Он стоял в дверях, присыпанный снегом рюкзак все еще за спиной.
– Они опасны.
Он поднял с пола свой «Эволюционный анализ».
Глубокие выемки остались на месте «ц», «н», «з». «Эволю ио ый а али».
Ханна дрожала, улыбалась печально:
– Ты мог порезаться.
Джона успокоил ее, как мог, налил для нее ванну.
Припрятал бритву, уложил Ханну в воду и сказал:
– Сейчас вернусь.
Он прокрутил контакты в ее телефоне, отыскал Джорджа.
– С ней плохо.
Джордж ответил – таким тоном, словно давно этого ожидал:
– Буду через час.
Он увез дочь домой, в Грейт-Нек. Две недели спустя, вернувшись с рынка, Джордж услышал наверху шум воды. Ханна стояла под струей, бившей ей прямо в грудь, одежды утоплыми крысами льнули к ее телу. Она и обувь не сняла. Она визжала, боясь всего, подозревая в злом умысле даже воздух. На отца она замахнулась полупустым флаконом шампуня. Пробила кулаком стеклянную полку под зеркалом, на запястье наложили двадцать шесть швов.
Хотя на следующий день ему предстоял очередной тест, Джона примчался на такси в медцентр Университета Нассау. Джордж приветствовал его рукопожатием. Лицо его не выражало гнева, никаких «Почему ты не сказал раньше?» или «Что ты сделал с моей дочерью?». То же усталое смирение, что слышалось в его голосе по телефону, как будто для Джорджа эта катастрофа, извращение вселенной, была не новее песка на берегу. И Джона, до тех пор считавший, что мать Ханны умерла от рака молочной железы, – ведь так говорила ему Ханна, – догадался:
– Вы здесь уже бывали.
Джордж кивнул.
– С Венди.
Джордж снова кивнул.
Джона смолк. Он не стал спрашивать, что же в итоге случилось с Венди, но понимал – ох, как хорошо он теперь это понимал – то был не рак. Сидя на твердом пластмассовом стуле в приемной, прислушиваясь к больничным звукам, которые к тому времени стали для него привычными, – писк пейджеров, скрип резиновых колес – он с огромным усилием заставил себя перебрать разговоры с Ханной о ее матери и в результате пришел к отчетливому убеждению – был ли он прав или переписывал прошлое? – что Ханна отказывалась говорить о смерти Венди не из-за горя, а из страха, как бы, узнав диагноз, Джона ее не бросил. Он покосился на Джорджа – тот постукивал по полу носками высоких шнурованных башмаков – и уверился: ему подсунули порченый товар.

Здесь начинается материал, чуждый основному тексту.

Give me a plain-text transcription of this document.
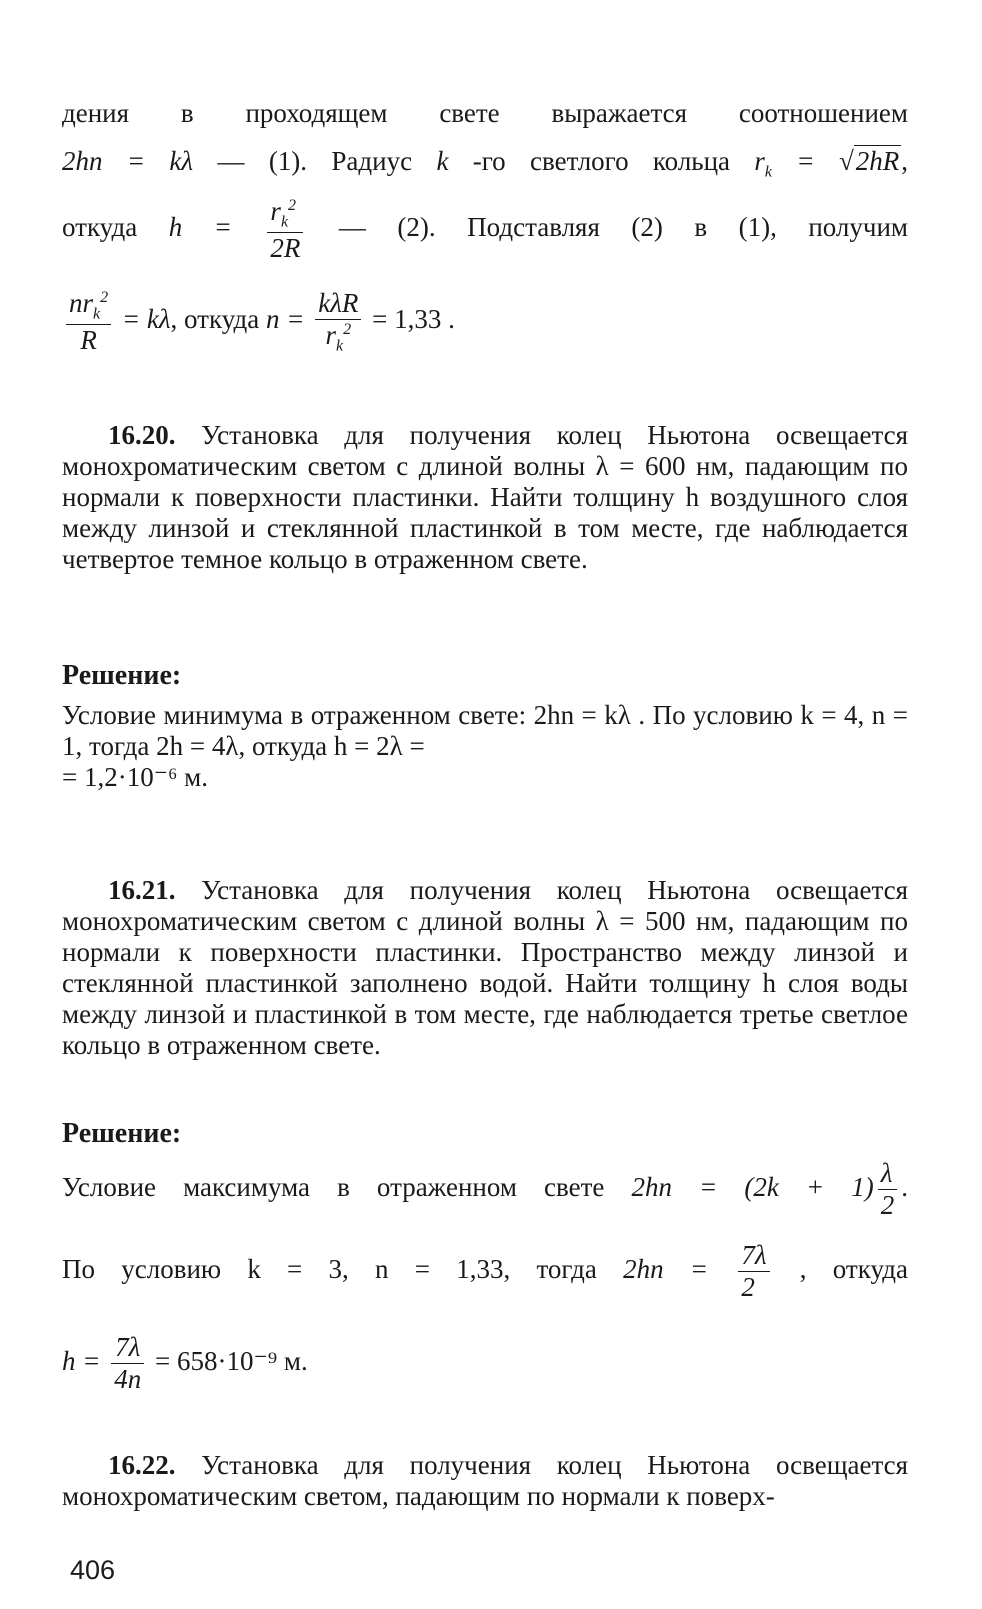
дения в проходящем свете выражается соотношением
2hn = kλ — (1). Радиус k -го светлого кольца $r_k = √2hR$,
откуда $h = \frac{r_k^2}{2R}$ — (2). Подставляя (2) в (1), получим
$\frac{nr_k^2}{R} = k\lambda$, откуда $n = \frac{\text{kλR}}{r_k^2} = 1,33$ .
16.20. Установка для получения колец Ньютона освещается монохроматическим светом с длиной волны λ = 600 нм, падающим по нормали к поверхности пластинки. Найти толщину h воздушного слоя между линзой и стеклянной пластинкой в том месте, где наблюдается четвертое темное кольцо в отраженном свете.
Решение:
Условие минимума в отраженном свете: 2hn = kλ . По условию k = 4, n = 1, тогда 2h = 4λ, откуда h = 2λ =
= 1,2·10⁻⁶ м.
16.21. Установка для получения колец Ньютона освещается монохроматическим светом с длиной волны λ = 500 нм, падающим по нормали к поверхности пластинки. Пространство между линзой и стеклянной пластинкой заполнено водой. Найти толщину h слоя воды между линзой и пластинкой в том месте, где наблюдается третье светлое кольцо в отраженном свете.
Решение:
Условие максимума в отраженном свете $2hn = (2k + 1) \frac{\lambda}{2}$ .
По условию k = 3, n = 1,33, тогда $2hn = \frac{7\lambda}{2}$ , откуда
$h = \frac{7\lambda}{4n} = 658\cdot 10^{-9}$ м.
16.22. Установка для получения колец Ньютона освещается монохроматическим светом, падающим по нормали к поверх-
406
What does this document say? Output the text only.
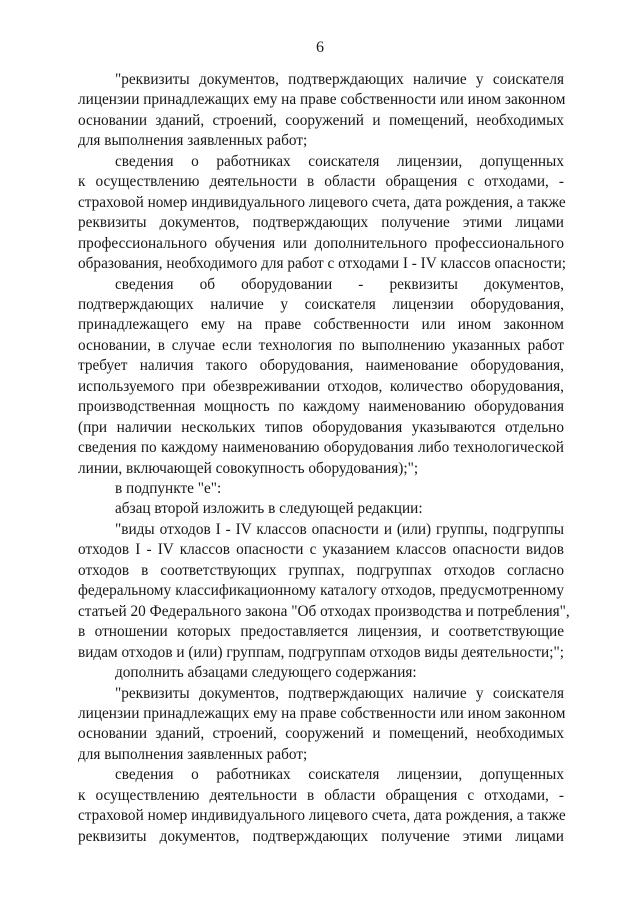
6
"реквизиты документов, подтверждающих наличие у соискателя
лицензии принадлежащих ему на праве собственности или ином законном
основании зданий, строений, сооружений и помещений, необходимых
для выполнения заявленных работ;
сведения о работниках соискателя лицензии, допущенных
к осуществлению деятельности в области обращения с отходами, -
страховой номер индивидуального лицевого счета, дата рождения, а также
реквизиты документов, подтверждающих получение этими лицами
профессионального обучения или дополнительного профессионального
образования, необходимого для работ с отходами I - IV классов опасности;
сведения об оборудовании - реквизиты документов,
подтверждающих наличие у соискателя лицензии оборудования,
принадлежащего ему на праве собственности или ином законном
основании, в случае если технология по выполнению указанных работ
требует наличия такого оборудования, наименование оборудования,
используемого при обезвреживании отходов, количество оборудования,
производственная мощность по каждому наименованию оборудования
(при наличии нескольких типов оборудования указываются отдельно
сведения по каждому наименованию оборудования либо технологической
линии, включающей совокупность оборудования);";
в подпункте "е":
абзац второй изложить в следующей редакции:
"виды отходов I - IV классов опасности и (или) группы, подгруппы
отходов I - IV классов опасности с указанием классов опасности видов
отходов в соответствующих группах, подгруппах отходов согласно
федеральному классификационному каталогу отходов, предусмотренному
статьей 20 Федерального закона "Об отходах производства и потребления",
в отношении которых предоставляется лицензия, и соответствующие
видам отходов и (или) группам, подгруппам отходов виды деятельности;";
дополнить абзацами следующего содержания:
"реквизиты документов, подтверждающих наличие у соискателя
лицензии принадлежащих ему на праве собственности или ином законном
основании зданий, строений, сооружений и помещений, необходимых
для выполнения заявленных работ;
сведения о работниках соискателя лицензии, допущенных
к осуществлению деятельности в области обращения с отходами, -
страховой номер индивидуального лицевого счета, дата рождения, а также
реквизиты документов, подтверждающих получение этими лицами
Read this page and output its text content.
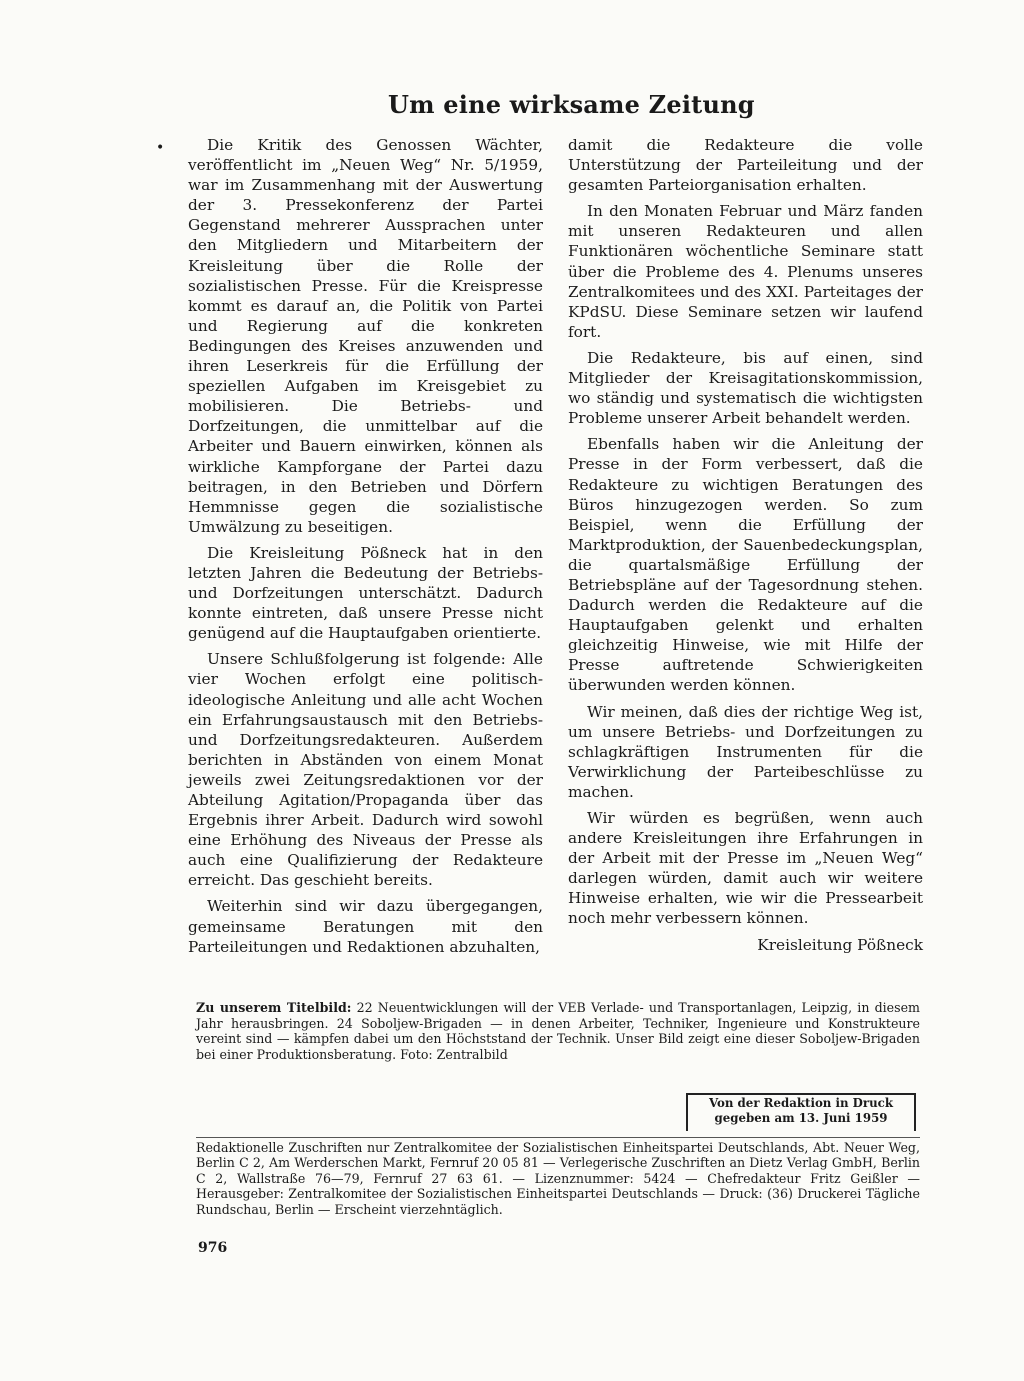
Um eine wirksame Zeitung
•	Die Kritik des Genossen Wächter, veröffentlicht im „Neuen Weg“ Nr. 5/1959, war im Zusammenhang mit der Auswertung der 3. Pressekonferenz der Partei Gegenstand mehrerer Aussprachen unter den Mitgliedern und Mitarbeitern der Kreisleitung über die Rolle der sozialistischen Presse. Für die Kreispresse kommt es darauf an, die Politik von Partei und Regierung auf die konkreten Bedingungen des Kreises anzuwenden und ihren Leserkreis für die Erfüllung der speziellen Aufgaben im Kreisgebiet zu mobilisieren. Die Betriebs- und Dorfzeitungen, die unmittelbar auf die Arbeiter und Bauern einwirken, können als wirkliche Kampforgane der Partei dazu beitragen, in den Betrieben und Dörfern Hemmnisse gegen die sozialistische Umwälzung zu beseitigen.

Die Kreisleitung Pößneck hat in den letzten Jahren die Bedeutung der Betriebs- und Dorfzeitungen unterschätzt. Dadurch konnte eintreten, daß unsere Presse nicht genügend auf die Hauptaufgaben orientierte.

Unsere Schlußfolgerung ist folgende: Alle vier Wochen erfolgt eine politisch-ideologische Anleitung und alle acht Wochen ein Erfahrungsaustausch mit den Betriebs- und Dorfzeitungsredakteuren. Außerdem berichten in Abständen von einem Monat jeweils zwei Zeitungsredaktionen vor der Abteilung Agitation/Propaganda über das Ergebnis ihrer Arbeit. Dadurch wird sowohl eine Erhöhung des Niveaus der Presse als auch eine Qualifizierung der Redakteure erreicht. Das geschieht bereits.

Weiterhin sind wir dazu übergegangen, gemeinsame Beratungen mit den Parteileitungen und Redaktionen abzuhalten,

damit die Redakteure die volle Unterstützung der Parteileitung und der gesamten Parteiorganisation erhalten.

In den Monaten Februar und März fanden mit unseren Redakteuren und allen Funktionären wöchentliche Seminare statt über die Probleme des 4. Plenums unseres Zentralkomitees und des XXI. Parteitages der KPdSU. Diese Seminare setzen wir laufend fort.

Die Redakteure, bis auf einen, sind Mitglieder der Kreisagitationskommission, wo ständig und systematisch die wichtigsten Probleme unserer Arbeit behandelt werden.

Ebenfalls haben wir die Anleitung der Presse in der Form verbessert, daß die Redakteure zu wichtigen Beratungen des Büros hinzugezogen werden. So zum Beispiel, wenn die Erfüllung der Marktproduktion, der Sauenbedeckungsplan, die quartalsmäßige Erfüllung der Betriebspläne auf der Tagesordnung stehen. Dadurch werden die Redakteure auf die Hauptaufgaben gelenkt und erhalten gleichzeitig Hinweise, wie mit Hilfe der Presse auftretende Schwierigkeiten überwunden werden können.

Wir meinen, daß dies der richtige Weg ist, um unsere Betriebs- und Dorfzeitungen zu schlagkräftigen Instrumenten für die Verwirklichung der Parteibeschlüsse zu machen.

Wir würden es begrüßen, wenn auch andere Kreisleitungen ihre Erfahrungen in der Arbeit mit der Presse im „Neuen Weg“ darlegen würden, damit auch wir weitere Hinweise erhalten, wie wir die Pressearbeit noch mehr verbessern können.

Kreisleitung Pößneck

Zu unserem Titelbild: 22 Neuentwicklungen will der VEB Verlade- und Transportanlagen, Leipzig, in diesem Jahr herausbringen. 24 Soboljew-Brigaden — in denen Arbeiter, Techniker, Ingenieure und Konstrukteure vereint sind — kämpfen dabei um den Höchststand der Technik. Unser Bild zeigt eine dieser Soboljew-Brigaden bei einer Produktionsberatung. Foto: Zentralbild
Von der Redaktion in Druck
gegeben am 13. Juni 1959
Redaktionelle Zuschriften nur Zentralkomitee der Sozialistischen Einheitspartei Deutschlands, Abt. Neuer Weg, Berlin C 2, Am Werderschen Markt, Fernruf 20 05 81 — Verlegerische Zuschriften an Dietz Verlag GmbH, Berlin C 2, Wallstraße 76—79, Fernruf 27 63 61. — Lizenznummer: 5424 — Chefredakteur Fritz Geißler — Herausgeber: Zentralkomitee der Sozialistischen Einheitspartei Deutschlands — Druck: (36) Druckerei Tägliche Rundschau, Berlin — Erscheint vierzehntäglich.
976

Месяц спустя Джона противозаконно сдал квартиру в пятиэтажке другому арендатору и перебрался к Лансу. Из Виллиджа до больницы – сорок минут на метро, но Джона не хотел оставаться в городе, тем более в той квартире. Свои вещи он собрал за несколько часов, многие из них так и лежали в коробках. Он не дотрагивался до них с месяц, потом понял, что дело затянется, и принялся распаковывать свое имущество.
Прошло полтора года – и вот он здесь, все в той же ванной на втором этаже. Подпорки, на которых лежала стеклянная полочка, выдрали из стены, и в плитке под зеркалом остались кое-как зацементированные дыры. Полтора года; полтора года без свиданий, полтора года старения, голода, обжорства, полтора года попечения о былой подруге и попыток ее развеселить, проездные на десять поездок (не в часы пик), и кроссворды, и отрицание, и сожаление, и тщета, превыше всего – тщета, и убежище, которое обретаешь в рутине. Он так и не смог перевалить через это и жить дальше, потому что так и не понял, что же это такое. Ханна жива. Ханна обнажена. Он мылит ей спину. Он поливает ей голову.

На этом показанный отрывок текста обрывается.